Is Treating Debt Repayment Like a Game the Only Way to Win?

Also, what debt is good and what debt is bad?

My debt isn’t something I think about very often, either out of willful ignorance or a deep sense of denial about its very existence. I know it’s there; I make the payments. I tell the Billfold community how much I’ve paid off every single month. Sometimes I look at my loose budget and consider paying more on my monthly payments but have yet to take the plunge. When I’m feeling particularly melancholy about the state of my finances, I spend some time reading personal finance clickbait about 25 year-olds who managed to pay an enormous amount of debt down in the time it took me to defer my student loans and finally answer the phone when the credit card people call.

Reading these missives, I’ve noticed a common theme — if you want to pay your debt down fast — I’m talking really fast, like in a year — it helps if you make it like a game.

These people were sensible — they looked at their debt, made an emergency fund, moved out of their expensive house to a cheaper house and then used something called the “snowball method” to pay down their credit cards.

We started with our smallest credit card balance of $1,500 to get a quick, psychological win right away and then paid the other debts off from smallest to largest. As we paid each debt off, the money that used to go toward paying those monthly debts was applied to the next debt on the list. The “snowball” of money that was going toward debt each month grew like crazy.

All of this sounds reasonable, but there was something about the “psychological win” of the tiny debt payment that caught my eye. Motivating yourself via little mind games is a surefire way to get your debt paid off as fast as you can possibly manage it.

By focusing on smaller, more actionable goals, you’re more likely to stay motivated to pay your debt off faster— like defeating mini-challenges in a video game before finishing the boss armed with all the life pellets and weapons and whatever else you need to do so. Gamifying the drudgery of writing a check or watching money fly out of your bank account into the hands of some corporation to whom you owe money makes it easier to stomach. That makes sense. That’s fine. But what irks me a little bit is how in these scenarios, the driving force is a nebulous sort of freedom — one that feels temporary.

Maybe you won’t have debt for the next five years, but life is a pain in the ass that occasionally throws a curveball. Vilifying debt as an enemy feels limiting in a sense — if you’ve paid your debt off but find yourself wanting to do something like buy a house or start a business, you might need to go into debt to achieve that dream. A mortgage is a debt; so is a small business loan. Are those kinds of debt the “good” kind? Credit card debt is probably considered the bad kind, speaking less to an entrepreneurial spirit and more to someone who can’t seem to contain themselves when let loose in a J. Crew.

People get into the “good” kind of debt for making virtuous decisions that are long-term investments in their future, like a house or a flower shop or whatever. Chipping the old Mastercard out of the block of ice where it currently lives and ordering hundreds of dollars of bathing suits in a fevered frenzy is bad. Student loans are neutral. What I’ve learned from reading blog post after blog post about paying the debt fast is that if you accept your part in the wrongdoing — buying things or spending beyond your means — and then give yourself mental zings of achievement for repayment, you’ve gamed the system. Somehow, you will win.

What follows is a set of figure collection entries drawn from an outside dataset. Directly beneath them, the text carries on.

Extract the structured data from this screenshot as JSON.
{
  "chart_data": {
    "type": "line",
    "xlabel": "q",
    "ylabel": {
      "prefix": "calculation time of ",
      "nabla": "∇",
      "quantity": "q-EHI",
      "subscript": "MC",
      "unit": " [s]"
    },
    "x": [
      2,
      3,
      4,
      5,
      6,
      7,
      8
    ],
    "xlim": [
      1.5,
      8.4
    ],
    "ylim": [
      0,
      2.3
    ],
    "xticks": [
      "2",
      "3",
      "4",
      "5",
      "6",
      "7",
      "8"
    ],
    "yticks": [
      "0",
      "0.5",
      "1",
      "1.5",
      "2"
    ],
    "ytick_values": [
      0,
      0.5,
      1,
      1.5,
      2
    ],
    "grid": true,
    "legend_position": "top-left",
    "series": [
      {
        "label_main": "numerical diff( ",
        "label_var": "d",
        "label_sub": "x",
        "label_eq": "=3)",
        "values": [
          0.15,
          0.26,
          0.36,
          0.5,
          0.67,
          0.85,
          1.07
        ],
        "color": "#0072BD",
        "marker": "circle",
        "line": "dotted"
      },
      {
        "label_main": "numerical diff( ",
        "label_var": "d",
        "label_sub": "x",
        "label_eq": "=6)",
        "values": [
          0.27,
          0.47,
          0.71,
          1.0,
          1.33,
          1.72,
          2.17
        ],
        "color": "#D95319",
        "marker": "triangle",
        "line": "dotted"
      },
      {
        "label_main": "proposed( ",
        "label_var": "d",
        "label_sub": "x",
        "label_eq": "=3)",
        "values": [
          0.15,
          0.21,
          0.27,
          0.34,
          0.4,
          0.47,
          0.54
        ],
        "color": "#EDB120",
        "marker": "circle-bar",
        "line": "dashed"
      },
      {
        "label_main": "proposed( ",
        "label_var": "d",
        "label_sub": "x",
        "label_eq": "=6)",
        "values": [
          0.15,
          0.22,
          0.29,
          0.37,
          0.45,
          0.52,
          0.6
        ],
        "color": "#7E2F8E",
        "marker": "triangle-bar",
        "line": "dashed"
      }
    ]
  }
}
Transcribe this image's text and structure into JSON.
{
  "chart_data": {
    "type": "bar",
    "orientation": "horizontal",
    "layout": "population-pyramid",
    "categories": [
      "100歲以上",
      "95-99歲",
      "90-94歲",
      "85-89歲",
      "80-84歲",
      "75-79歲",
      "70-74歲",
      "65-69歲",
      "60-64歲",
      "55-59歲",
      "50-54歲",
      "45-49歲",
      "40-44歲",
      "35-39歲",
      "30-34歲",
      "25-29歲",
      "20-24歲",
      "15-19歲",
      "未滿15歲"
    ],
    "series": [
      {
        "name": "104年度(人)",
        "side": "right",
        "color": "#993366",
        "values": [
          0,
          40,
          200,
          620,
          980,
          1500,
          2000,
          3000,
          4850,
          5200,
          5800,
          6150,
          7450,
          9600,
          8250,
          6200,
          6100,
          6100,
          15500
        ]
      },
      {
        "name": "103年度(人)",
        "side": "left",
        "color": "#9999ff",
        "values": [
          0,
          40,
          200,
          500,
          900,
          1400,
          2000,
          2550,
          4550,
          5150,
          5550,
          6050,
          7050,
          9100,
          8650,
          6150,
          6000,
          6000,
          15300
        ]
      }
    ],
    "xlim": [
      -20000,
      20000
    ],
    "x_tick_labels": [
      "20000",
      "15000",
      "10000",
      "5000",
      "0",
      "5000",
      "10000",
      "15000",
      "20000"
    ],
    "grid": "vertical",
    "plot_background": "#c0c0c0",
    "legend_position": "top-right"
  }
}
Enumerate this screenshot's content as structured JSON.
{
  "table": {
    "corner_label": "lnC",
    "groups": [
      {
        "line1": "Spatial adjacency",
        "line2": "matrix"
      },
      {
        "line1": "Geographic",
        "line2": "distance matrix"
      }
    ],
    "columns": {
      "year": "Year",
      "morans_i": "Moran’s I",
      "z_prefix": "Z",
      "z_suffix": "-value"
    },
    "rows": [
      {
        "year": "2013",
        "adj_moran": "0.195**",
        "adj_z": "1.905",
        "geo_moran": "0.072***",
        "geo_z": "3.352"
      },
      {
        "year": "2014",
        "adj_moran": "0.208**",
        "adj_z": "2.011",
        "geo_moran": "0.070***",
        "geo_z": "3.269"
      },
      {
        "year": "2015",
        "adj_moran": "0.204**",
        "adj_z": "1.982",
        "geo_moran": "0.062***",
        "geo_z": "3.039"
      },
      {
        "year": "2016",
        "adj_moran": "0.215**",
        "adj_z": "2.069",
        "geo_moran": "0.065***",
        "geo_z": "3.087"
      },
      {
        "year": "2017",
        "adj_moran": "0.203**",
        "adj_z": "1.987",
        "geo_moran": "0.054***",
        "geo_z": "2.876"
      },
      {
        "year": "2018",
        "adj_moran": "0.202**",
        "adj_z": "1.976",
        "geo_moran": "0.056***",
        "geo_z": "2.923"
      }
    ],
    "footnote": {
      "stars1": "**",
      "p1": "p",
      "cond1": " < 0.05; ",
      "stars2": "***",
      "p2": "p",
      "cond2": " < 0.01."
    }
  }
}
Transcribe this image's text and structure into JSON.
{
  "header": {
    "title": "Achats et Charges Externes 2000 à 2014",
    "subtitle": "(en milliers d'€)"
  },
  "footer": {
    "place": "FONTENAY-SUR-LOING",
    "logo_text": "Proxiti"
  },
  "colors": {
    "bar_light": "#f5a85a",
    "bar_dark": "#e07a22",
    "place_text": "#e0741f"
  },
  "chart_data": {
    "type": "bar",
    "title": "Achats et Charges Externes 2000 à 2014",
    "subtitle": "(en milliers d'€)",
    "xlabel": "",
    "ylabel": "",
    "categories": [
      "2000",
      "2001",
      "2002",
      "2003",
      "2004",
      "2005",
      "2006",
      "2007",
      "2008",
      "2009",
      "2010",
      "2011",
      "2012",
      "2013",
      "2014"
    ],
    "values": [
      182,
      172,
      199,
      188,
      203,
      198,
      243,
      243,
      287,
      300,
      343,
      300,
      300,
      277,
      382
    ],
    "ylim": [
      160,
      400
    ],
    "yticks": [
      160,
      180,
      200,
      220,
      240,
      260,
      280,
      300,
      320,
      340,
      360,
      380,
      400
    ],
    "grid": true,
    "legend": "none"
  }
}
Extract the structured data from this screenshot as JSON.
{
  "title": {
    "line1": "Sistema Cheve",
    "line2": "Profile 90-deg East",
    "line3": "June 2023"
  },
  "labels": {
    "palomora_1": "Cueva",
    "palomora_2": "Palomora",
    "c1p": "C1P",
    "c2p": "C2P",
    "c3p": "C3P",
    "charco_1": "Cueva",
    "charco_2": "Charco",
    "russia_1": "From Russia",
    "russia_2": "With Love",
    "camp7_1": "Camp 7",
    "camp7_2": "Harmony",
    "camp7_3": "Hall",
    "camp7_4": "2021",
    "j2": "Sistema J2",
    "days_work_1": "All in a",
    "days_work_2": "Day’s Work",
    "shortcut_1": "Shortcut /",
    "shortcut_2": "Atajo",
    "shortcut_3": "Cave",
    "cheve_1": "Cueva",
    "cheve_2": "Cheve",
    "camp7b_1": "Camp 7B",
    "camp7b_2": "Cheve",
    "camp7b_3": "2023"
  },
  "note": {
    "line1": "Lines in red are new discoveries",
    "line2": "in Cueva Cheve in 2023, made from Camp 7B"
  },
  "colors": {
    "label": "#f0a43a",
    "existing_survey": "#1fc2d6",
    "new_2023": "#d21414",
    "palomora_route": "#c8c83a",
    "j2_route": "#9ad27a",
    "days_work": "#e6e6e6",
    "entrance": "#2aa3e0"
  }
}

Debt is debt is debt. Implying that one kind of debt is better than the other is a pointless endeavor; at the end of the day you still owe money to someone and you have to pay it back. Accepting that and then paying it back however you see fit is the only way to “freedom,” I guess. Qualifying the debt is pointless! Gamifying it seems fine or at least successful.

We all do what we need to do; we’ve all made choices that felt right in the moment and were maybe not so right later on. Pay your debt how you can, when you can. Do what you need to do.